Her breath catches in her throat as she sees the first real face that isn’t hers. His eyes are bright blue and his hair is a deep brown and his lips are full and a light pink color glows with the light of the fire.
“Would you like to stop hiding behind that mask?” He asks her, his voice soft but audible over the cackling of the fire and the noise of the black masks behind him.

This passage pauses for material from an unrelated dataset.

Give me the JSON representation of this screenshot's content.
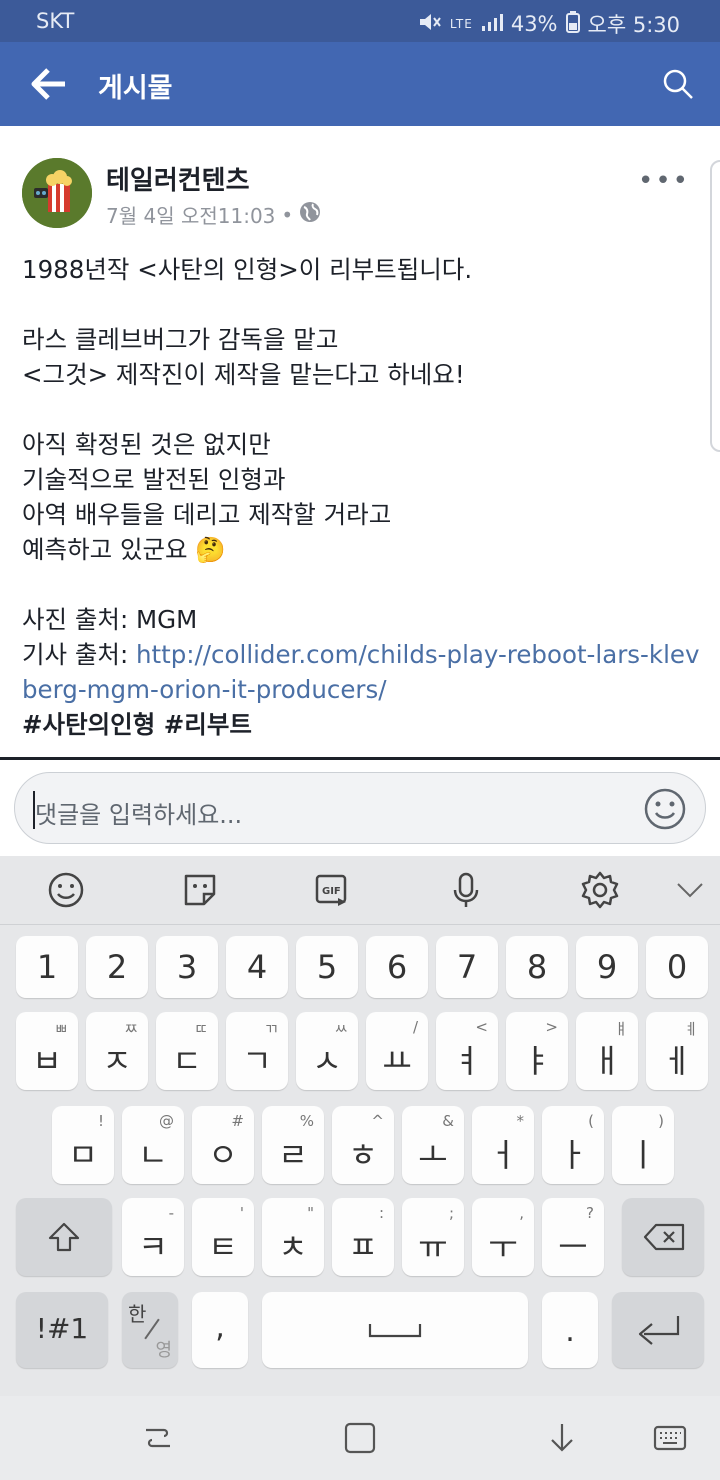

Becca looks around at all of the faces. People touch one another, amazed by what they’re seeing. Many of them have patterns drawn on them like on Eduard’s arm, some have triangles, and some have squares, and they’re in different spots, Becca realizes as she looks around the circle. The moment conflicts her on the inside. For so long, she’s been told to never take off the mask, no matter what. No matter the scoff. Never take it off. But in this moment… this is the moment she chooses. And she can choose to either be a part of the society, or a part of something completely opposite, something completely whimsical, almost magical, it seems…
She turns back to look at Eduard.
“But we could…” She trails off as she touches the rough surface of her mask.
“I know,” he says quietly. “That’s why we’re going to put on a different mask.”
“Wouldn’t that defeat the purpose?” Becca asks, her throat closing as she thinks of the terrible possibilities that could happen if she went back without a mask.
“Not for what we’re trying to do,” he says.
“And what is that?”
“We’re going to get our freedom back.”